If we compare improper UTF-16, we should compare it with improper UTF-8. Improper UTF-8 can represent every integer between 0 and 2^(31)-1. Including overlong zero if you need a unicode 0x0000 where ASCII NUL is verboten.

@jayadevanraja Please stop it.

Is this literally a shitpost thread now?

I think that this sort of profanity should have been avoided. You did that after quoting a sentence out of context.

I have gone through this thread, and I find most of his points are not answered. Calling all Asian languages as Chinese and Japanese is also not in the right spirit.

I think that this sort of profanity should have been avoided. You did that after quoting a sentence out of context.

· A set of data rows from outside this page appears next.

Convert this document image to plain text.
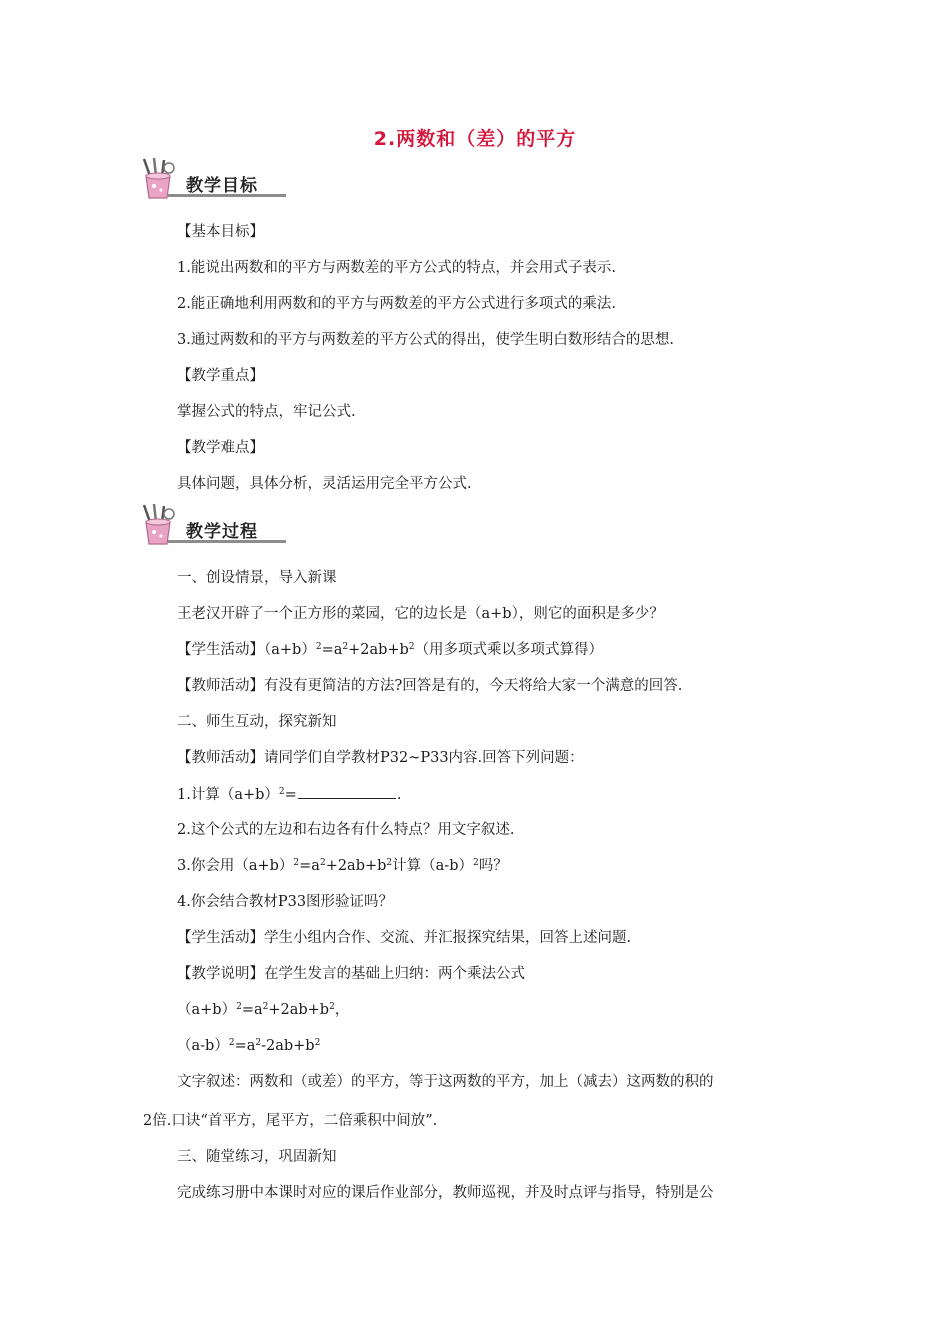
2.两数和（差）的平方
教学目标
【基本目标】
1.能说出两数和的平方与两数差的平方公式的特点，并会用式子表示.
2.能正确地利用两数和的平方与两数差的平方公式进行多项式的乘法.
3.通过两数和的平方与两数差的平方公式的得出，使学生明白数形结合的思想.
【教学重点】
掌握公式的特点，牢记公式.
【教学难点】
具体问题，具体分析，灵活运用完全平方公式.
教学过程
一、创设情景，导入新课
王老汉开辟了一个正方形的菜园，它的边长是（a+b），则它的面积是多少？
【学生活动】$(a+b)^2=a^2+2ab+b^2$（用多项式乘以多项式算得）
【教师活动】有没有更简洁的方法?回答是有的，今天将给大家一个满意的回答.
二、师生互动，探究新知
【教师活动】请同学们自学教材P32~P33内容.回答下列问题：
1.计算$(a+b)^2=$	.
2.这个公式的左边和右边各有什么特点？用文字叙述.
3.你会用$(a+b)^2=a^2+2ab+b^2$计算$(a-b)^2$吗？
4.你会结合教材P33图形验证吗？
【学生活动】学生小组内合作、交流、并汇报探究结果，回答上述问题.
【教学说明】在学生发言的基础上归纳：两个乘法公式
$(a+b)^2=a^2+2ab+b^2$，
$(a-b)^2=a^2-2ab+b^2$
文字叙述：两数和（或差）的平方，等于这两数的平方，加上（减去）这两数的积的
2倍.口诀“首平方，尾平方，二倍乘积中间放”.
三、随堂练习，巩固新知
完成练习册中本课时对应的课后作业部分，教师巡视，并及时点评与指导，特别是公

@Kalyani-Varma As far as I know, this term is the standard terminology for the phenomena in all circles (including FOSS circles) it occurs. But if you have a concrete better alternative I am always happy to learn.

I don't think the context in which this sentence occurs (which is not hard to find w.r.t my comment) explains why it is relevant to the topic at hand, which is offset measurement (not compactness of encoding).

@Kalyani-Varma
Thanks for the kind words. I had left the discussion when the tone changed from that of a scholarly and friendly discussion to a belligerent tone.

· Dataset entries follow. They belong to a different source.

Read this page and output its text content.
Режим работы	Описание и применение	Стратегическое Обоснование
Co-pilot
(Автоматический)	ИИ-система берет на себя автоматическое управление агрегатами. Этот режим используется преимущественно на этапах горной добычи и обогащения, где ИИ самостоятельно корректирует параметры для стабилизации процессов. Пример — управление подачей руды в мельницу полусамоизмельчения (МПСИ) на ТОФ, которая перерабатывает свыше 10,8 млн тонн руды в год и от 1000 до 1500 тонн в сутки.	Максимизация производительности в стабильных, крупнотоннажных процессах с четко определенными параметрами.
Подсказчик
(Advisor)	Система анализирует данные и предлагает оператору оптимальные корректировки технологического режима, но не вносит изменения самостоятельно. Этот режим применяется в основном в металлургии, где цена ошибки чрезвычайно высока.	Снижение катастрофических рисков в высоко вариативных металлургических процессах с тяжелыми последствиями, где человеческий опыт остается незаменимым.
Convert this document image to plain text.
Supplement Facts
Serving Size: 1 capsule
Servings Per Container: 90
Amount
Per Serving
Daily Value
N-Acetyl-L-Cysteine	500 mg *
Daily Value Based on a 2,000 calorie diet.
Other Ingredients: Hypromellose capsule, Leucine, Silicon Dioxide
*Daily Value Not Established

The offsetEncoding extension for UTF-8/32 support is implemented in NeoVim LSP and kak-lsp on the client side. On the server side, clangd supports it, and rust-analyzer folks are working on it.

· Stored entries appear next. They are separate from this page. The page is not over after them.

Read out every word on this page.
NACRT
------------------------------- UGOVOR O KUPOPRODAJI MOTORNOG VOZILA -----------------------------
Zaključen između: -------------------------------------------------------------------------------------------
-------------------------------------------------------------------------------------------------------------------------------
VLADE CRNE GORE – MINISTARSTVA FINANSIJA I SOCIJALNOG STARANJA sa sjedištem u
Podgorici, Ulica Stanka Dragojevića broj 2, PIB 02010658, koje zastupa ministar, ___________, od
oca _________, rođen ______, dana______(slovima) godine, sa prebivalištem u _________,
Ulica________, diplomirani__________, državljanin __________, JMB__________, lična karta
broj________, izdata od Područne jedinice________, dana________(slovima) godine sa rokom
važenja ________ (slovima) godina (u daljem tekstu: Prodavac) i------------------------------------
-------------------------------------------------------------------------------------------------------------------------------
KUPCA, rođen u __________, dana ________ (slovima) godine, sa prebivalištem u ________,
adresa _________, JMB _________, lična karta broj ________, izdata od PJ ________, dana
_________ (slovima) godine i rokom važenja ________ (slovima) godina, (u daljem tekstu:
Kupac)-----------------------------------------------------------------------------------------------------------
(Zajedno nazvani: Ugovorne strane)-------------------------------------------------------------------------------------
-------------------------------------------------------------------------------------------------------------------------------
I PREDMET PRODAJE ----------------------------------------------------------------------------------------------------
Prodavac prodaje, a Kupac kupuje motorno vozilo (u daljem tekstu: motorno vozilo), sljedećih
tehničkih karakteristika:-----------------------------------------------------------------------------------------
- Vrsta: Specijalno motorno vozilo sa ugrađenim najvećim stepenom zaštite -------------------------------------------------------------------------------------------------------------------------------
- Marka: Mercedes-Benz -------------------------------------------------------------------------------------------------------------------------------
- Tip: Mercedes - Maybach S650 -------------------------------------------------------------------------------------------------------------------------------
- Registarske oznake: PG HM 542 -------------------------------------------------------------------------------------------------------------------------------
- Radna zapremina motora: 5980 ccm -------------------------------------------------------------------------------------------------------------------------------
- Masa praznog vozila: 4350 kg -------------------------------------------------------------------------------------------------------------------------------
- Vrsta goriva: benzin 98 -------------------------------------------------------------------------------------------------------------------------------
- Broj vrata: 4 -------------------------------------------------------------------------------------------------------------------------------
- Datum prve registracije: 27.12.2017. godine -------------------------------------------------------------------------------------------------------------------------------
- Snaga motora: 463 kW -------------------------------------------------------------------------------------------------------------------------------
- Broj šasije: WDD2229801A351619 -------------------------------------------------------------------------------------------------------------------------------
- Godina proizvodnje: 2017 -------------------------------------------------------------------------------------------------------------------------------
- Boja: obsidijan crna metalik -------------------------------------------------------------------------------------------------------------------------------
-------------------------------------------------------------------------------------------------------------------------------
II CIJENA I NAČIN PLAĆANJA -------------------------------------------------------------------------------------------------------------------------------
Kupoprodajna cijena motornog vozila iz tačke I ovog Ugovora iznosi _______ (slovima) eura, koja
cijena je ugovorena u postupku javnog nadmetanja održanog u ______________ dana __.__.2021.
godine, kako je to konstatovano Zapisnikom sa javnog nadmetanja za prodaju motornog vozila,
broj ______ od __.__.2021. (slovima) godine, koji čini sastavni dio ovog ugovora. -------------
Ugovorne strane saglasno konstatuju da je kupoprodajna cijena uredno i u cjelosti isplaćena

(I mentioned this extension above, but it may have gotten lost in the contentious discussion :-)

Since Microsoft was historically one of the major ecosystems which use UTF-16, it's perhaps worth mentioning that Microsoft is recommending UTF-8 now for UWP applications, and is making it possible to use native windows APIs with UTF-8:

https://docs.microsoft.com/en-us/windows/uwp/design/globalizing/use-utf8-code-page

I hesitate to post this because offsetEncoding allows client and server to use whatever encoding is convenient for both, so the discussion about which encoding is best is not so important anymore. If anybody thinks my comment is not correct or a cause for more discussion, please let me know and I will delete it rather than cause more noise here.

I hesitate to post this because offsetEncoding allows client and server to use whatever encoding is convenient for both, so the discussion about which encoding is best is not so important anymore. If anybody thinks my comment is not correct or a cause for more discussion, please let me know and I will delete it rather than cause more noise here.

Where can I find the documentation for this? I am looking at the LSP 3.17 specification and it only mentions UTF-16.

It is currently only part of the LSIF specification (see positionEncoding here https://microsoft.github.io/language-server-protocol/specifications/lsif/0.5.0/specification/#metaData). No work as been done yet to add it to 3.17 spec.

rust-analyzer now implements the offsetEncoding extension of clangd for UTF-8.

Does VSCode not support UTF-8 at all?
I have spent pretty much an entire day just trying to figure out how to make my language client give offsets in UTF-8. I am using the npm package vscode-languageclient and I couldn't even get it to send the offsetEncoding field as part of ClientCapabilities. Should I just switch IDEs to test UTF-8?

@ViliamVadocz I think so; it's now Microsoft's job to support this and (preferably) also deprecate/migrate away from their own proprietary encoding.

Are there plans to generalize the offsetEncoding extension and implement support in VS Code? sourcekit-lsp also runs into this issue since Apple's index-store format uses utf-8 offsets.